About a month after I finished the sweater, I went through a breakup. The sweater fit, it looked nice, even, but I found that I rarely wore it. I wonder now if I was distancing myself from this object that was so deeply intertwined with the memory of that relationship.

In 2019, I knitted the leftover parts of the yarn (somehow my “sweater quantity” produced a sweater + more! I was delighted with my purchase) into various things-I-am-making-for-no-baby-in-particular. Wool soakers for imagined cloth diapers, wooly overalls to cover wee legs. They sat in amongst the other baby clothes I am keeping safe (hoarding?). It all just sat for all of 2019 and most of 2020, lavender satchets guarding them from moths.

01-28-2019

01-28-2019

09-20-2019

09-20-2019

One of the things that got me interested in knitting was something I read in an interview Rachel Rutt did with Wool and the Gang in 2013ish - she recalled a family friend unraveling her handknit sweaters and making them anew as her children outgrew them. Something about the simplistic genius of that really struck me, and still does. Such a brilliantly thrifty, hopeful, and care-laden act. This property of wool, it’s elasticity, its resiliency is one of the things that drew me in (and still does).

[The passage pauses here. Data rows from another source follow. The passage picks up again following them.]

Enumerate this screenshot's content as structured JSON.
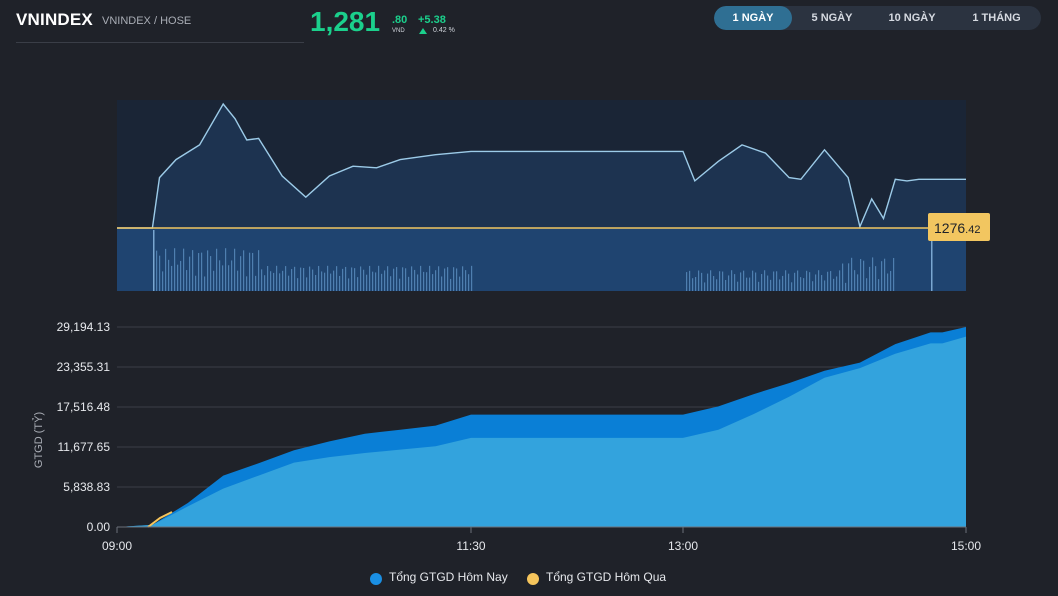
{
  "header": {
    "symbol": "VNINDEX",
    "exchange": "VNINDEX / HOSE",
    "price_int": "1,281",
    "price_dec": ".80",
    "currency": "VND",
    "change": "+5.38",
    "change_pct": "0.42 %",
    "up_color": "#1bd08c"
  },
  "tabs": [
    {
      "label": "1 NGÀY",
      "active": true
    },
    {
      "label": "5 NGÀY",
      "active": false
    },
    {
      "label": "10 NGÀY",
      "active": false
    },
    {
      "label": "1 THÁNG",
      "active": false
    }
  ],
  "chart_data": [
    {
      "type": "line",
      "name": "intraday-index",
      "reference_label_int": "1276",
      "reference_label_dec": ".42",
      "reference": 1276.42,
      "x_range": [
        "09:00",
        "15:00"
      ],
      "x": [
        "09:00",
        "09:15",
        "09:18",
        "09:25",
        "09:35",
        "09:45",
        "09:50",
        "09:55",
        "10:00",
        "10:10",
        "10:20",
        "10:30",
        "10:40",
        "10:50",
        "11:00",
        "11:15",
        "11:30",
        "11:40",
        "12:00",
        "12:30",
        "13:00",
        "13:05",
        "13:15",
        "13:25",
        "13:35",
        "13:45",
        "13:50",
        "14:00",
        "14:10",
        "14:15",
        "14:20",
        "14:25",
        "14:30",
        "14:35",
        "14:40",
        "14:45",
        "15:00"
      ],
      "values": [
        1276.42,
        1276.42,
        1279.5,
        1280.6,
        1281.5,
        1284.0,
        1283.1,
        1281.8,
        1281.9,
        1279.6,
        1278.3,
        1279.6,
        1280.2,
        1280.1,
        1280.6,
        1280.9,
        1281.1,
        1281.1,
        1281.1,
        1281.1,
        1281.1,
        1279.3,
        1280.5,
        1281.5,
        1281.0,
        1279.5,
        1279.4,
        1281.2,
        1279.5,
        1276.5,
        1278.2,
        1277.0,
        1279.4,
        1279.3,
        1279.4,
        1279.4,
        1279.4
      ],
      "volume_note": "volume bars below price line",
      "line_color": "#9ccbe8",
      "ref_color": "#f2c660"
    },
    {
      "type": "area",
      "ylabel": "GTGD (TỶ)",
      "y_ticks": [
        "29,194.13",
        "23,355.31",
        "17,516.48",
        "11,677.65",
        "5,838.83",
        "0.00"
      ],
      "x_ticks": [
        "09:00",
        "11:30",
        "13:00",
        "15:00"
      ],
      "ylim": [
        0,
        29194.13
      ],
      "series": [
        {
          "name": "Tổng GTGD Hôm Nay",
          "color": "#1a8fe3",
          "x": [
            "09:00",
            "09:15",
            "09:30",
            "09:45",
            "10:00",
            "10:15",
            "10:30",
            "10:45",
            "11:00",
            "11:15",
            "11:30",
            "12:00",
            "13:00",
            "13:15",
            "13:30",
            "13:45",
            "14:00",
            "14:15",
            "14:30",
            "14:45",
            "14:50",
            "15:00"
          ],
          "values": [
            0,
            300,
            3500,
            7500,
            9300,
            11200,
            12500,
            13600,
            14200,
            14800,
            16400,
            16400,
            16400,
            17600,
            19400,
            21000,
            22800,
            24000,
            26700,
            28400,
            28400,
            29200
          ]
        },
        {
          "name": "Tổng GTGD Hôm Qua",
          "color": "#f5c55c",
          "x": [
            "09:00",
            "09:15",
            "09:30",
            "09:45",
            "10:00",
            "10:15",
            "10:30",
            "10:45",
            "11:00",
            "11:15",
            "11:30",
            "12:00",
            "13:00",
            "13:15",
            "13:30",
            "13:45",
            "14:00",
            "14:15",
            "14:30",
            "14:45",
            "14:50",
            "15:00"
          ],
          "values": [
            0,
            300,
            3000,
            5600,
            7500,
            9400,
            10200,
            10800,
            11300,
            11800,
            13000,
            13000,
            13000,
            14200,
            16500,
            19000,
            21800,
            23200,
            25300,
            26800,
            26800,
            27800
          ]
        }
      ],
      "legend": "bottom-center"
    }
  ]
}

I haven’t knit all that many sweaters in my life- maybe 1-2 a year for the last 5 years, a few of which I sold when I moved to California to lighten my load. I don’t need to be knitting myself very many sweaters, but it is such a joyful act of devotion and care to oneself, I just like to do it every so often. And because I am very particular and I also don’t like buying more yarn when I have good yarn in my home, I thought that unraveling it to make something new made the most sense. After all, everything else in my life changed since I started it (I fell in love, moved three times, started a different job) why not the sweater, too?